Ad innalzare la sfida, come non bastasse, vi è l'impressione, che le richieste scolastiche siano sistematicamente in anticipo rispetto agli effettivi tempi di maturazione cognitiva ed emotiva del bambino. [...]
A questo punto la domanda da porci è: che cosa possiamo fare come genitori per aiutare il bambino a fronteggiare in modo attivo (coping skills) i fallimenti scolastici? Numerose esperienze che abbiamo condotto lavorando con gruppi di genitori di allievi con difficoltà di apprendimento dimostrano come un intervento concordato tra scuola e famiglia può risultare risolutivo. Ruolo dei genitori sarà quello di supporto emotivo per il proprio bambino e di aiuto nello sviluppare abilità di studio e di problem solving. [...]

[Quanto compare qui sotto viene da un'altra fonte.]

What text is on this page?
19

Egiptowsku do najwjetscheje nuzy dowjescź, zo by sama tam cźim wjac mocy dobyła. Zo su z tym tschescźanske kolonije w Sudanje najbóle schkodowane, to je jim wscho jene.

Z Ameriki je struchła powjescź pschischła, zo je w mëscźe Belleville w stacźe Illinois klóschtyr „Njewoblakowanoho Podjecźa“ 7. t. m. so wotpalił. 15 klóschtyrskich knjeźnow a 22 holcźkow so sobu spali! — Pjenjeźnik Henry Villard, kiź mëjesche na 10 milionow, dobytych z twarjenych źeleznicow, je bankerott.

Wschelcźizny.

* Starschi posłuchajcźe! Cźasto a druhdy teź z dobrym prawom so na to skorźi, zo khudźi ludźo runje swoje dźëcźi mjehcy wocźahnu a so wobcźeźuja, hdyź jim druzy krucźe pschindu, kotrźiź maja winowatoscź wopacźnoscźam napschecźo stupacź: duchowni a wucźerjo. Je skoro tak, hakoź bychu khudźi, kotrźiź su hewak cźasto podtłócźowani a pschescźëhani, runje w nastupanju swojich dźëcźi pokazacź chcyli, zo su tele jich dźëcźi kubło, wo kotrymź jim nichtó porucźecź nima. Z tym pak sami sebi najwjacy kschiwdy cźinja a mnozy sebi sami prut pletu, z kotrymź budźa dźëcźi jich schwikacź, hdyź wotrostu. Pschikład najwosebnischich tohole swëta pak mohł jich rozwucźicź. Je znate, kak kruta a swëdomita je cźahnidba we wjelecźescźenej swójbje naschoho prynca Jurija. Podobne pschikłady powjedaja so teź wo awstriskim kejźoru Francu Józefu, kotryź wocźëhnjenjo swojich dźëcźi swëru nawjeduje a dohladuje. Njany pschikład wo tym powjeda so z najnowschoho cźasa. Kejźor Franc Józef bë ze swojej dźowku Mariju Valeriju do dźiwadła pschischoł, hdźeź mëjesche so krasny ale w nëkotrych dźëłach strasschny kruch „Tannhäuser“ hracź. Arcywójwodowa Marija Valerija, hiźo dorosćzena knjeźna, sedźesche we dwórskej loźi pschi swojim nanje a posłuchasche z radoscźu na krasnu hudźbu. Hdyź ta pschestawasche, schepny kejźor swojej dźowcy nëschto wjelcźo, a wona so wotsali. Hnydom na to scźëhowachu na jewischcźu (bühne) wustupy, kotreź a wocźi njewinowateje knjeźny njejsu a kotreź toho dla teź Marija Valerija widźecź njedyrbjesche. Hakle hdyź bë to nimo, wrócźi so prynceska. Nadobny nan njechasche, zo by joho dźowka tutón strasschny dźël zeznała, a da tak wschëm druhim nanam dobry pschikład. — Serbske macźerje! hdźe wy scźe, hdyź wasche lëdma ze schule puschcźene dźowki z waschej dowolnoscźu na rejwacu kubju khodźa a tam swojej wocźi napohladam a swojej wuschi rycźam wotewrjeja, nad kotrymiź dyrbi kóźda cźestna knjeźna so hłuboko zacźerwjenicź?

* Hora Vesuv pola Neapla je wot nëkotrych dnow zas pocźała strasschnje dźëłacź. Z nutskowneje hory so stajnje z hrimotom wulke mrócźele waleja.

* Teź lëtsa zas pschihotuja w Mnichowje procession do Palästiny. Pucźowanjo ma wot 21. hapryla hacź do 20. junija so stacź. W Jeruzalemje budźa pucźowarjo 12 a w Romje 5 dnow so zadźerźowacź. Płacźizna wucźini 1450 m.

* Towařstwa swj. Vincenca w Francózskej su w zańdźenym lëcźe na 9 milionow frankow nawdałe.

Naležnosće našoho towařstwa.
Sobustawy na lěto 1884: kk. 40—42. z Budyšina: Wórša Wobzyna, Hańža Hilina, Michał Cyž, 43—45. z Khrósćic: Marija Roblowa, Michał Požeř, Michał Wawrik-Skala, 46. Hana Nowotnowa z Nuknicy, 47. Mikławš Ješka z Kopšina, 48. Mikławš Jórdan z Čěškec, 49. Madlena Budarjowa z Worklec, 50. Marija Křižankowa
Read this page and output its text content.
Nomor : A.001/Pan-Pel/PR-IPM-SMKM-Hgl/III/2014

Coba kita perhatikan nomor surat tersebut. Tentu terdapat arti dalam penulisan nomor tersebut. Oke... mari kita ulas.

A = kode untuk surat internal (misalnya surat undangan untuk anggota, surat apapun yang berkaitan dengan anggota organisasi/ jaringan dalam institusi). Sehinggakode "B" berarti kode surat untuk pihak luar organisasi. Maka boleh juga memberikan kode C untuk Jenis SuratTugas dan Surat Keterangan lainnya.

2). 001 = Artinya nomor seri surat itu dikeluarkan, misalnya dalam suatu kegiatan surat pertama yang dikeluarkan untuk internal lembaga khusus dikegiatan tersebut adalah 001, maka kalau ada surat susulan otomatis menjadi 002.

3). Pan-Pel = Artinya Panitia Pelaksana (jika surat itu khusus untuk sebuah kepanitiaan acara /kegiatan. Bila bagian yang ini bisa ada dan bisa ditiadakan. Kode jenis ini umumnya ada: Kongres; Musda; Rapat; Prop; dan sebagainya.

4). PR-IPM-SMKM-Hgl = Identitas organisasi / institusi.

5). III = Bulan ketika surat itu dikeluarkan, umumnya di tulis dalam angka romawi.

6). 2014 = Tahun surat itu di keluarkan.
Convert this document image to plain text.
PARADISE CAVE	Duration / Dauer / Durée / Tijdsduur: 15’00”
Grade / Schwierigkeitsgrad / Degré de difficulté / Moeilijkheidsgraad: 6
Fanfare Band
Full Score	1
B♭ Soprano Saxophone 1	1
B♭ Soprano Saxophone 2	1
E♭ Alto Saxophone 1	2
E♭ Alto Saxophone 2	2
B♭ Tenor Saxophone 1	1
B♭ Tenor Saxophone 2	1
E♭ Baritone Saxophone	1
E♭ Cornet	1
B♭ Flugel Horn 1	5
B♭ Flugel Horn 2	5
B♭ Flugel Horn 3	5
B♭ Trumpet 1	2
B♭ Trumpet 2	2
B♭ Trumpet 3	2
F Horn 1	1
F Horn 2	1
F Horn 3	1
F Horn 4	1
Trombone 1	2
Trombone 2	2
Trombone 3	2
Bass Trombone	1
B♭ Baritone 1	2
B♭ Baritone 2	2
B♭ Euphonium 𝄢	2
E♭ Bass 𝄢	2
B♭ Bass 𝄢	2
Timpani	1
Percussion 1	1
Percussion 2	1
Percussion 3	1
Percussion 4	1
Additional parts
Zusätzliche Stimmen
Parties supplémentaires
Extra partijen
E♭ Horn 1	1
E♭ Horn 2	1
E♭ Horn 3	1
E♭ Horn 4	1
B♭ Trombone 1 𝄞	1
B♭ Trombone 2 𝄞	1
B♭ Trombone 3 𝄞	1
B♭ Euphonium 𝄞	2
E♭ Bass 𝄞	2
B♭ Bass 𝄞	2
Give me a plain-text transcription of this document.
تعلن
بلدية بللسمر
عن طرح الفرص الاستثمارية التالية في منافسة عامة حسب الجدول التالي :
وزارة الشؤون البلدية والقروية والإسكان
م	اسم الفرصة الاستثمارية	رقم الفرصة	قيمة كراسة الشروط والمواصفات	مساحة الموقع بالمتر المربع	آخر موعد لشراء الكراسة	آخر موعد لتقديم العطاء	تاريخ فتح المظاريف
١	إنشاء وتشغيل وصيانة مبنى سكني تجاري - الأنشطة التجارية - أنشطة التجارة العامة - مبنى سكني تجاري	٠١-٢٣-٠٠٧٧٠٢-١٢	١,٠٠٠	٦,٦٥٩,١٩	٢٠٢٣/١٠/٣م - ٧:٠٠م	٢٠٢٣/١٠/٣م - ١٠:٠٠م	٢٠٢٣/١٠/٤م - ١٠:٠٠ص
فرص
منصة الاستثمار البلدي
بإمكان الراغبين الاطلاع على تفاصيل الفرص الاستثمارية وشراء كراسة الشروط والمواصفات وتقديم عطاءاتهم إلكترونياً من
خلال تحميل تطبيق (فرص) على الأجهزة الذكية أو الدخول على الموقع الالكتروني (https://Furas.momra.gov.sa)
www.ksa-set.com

Il modo migliore per aiutare il bambino a fronteggiare le esperienze negative è quello di favorire in lui una riflessione orientata alla soluzione dei problemi. In primo luogo dovrà essere aiutato a definire la discrepanza tra quello che vorrebbe ottenere e i risultati avuti in termini di problema, raccogliere le informazioni necessarie e sufficienti per capirlo, generare alternative di soluzioni, valutarne le conseguenze e divenire attivo nello sperimentarle.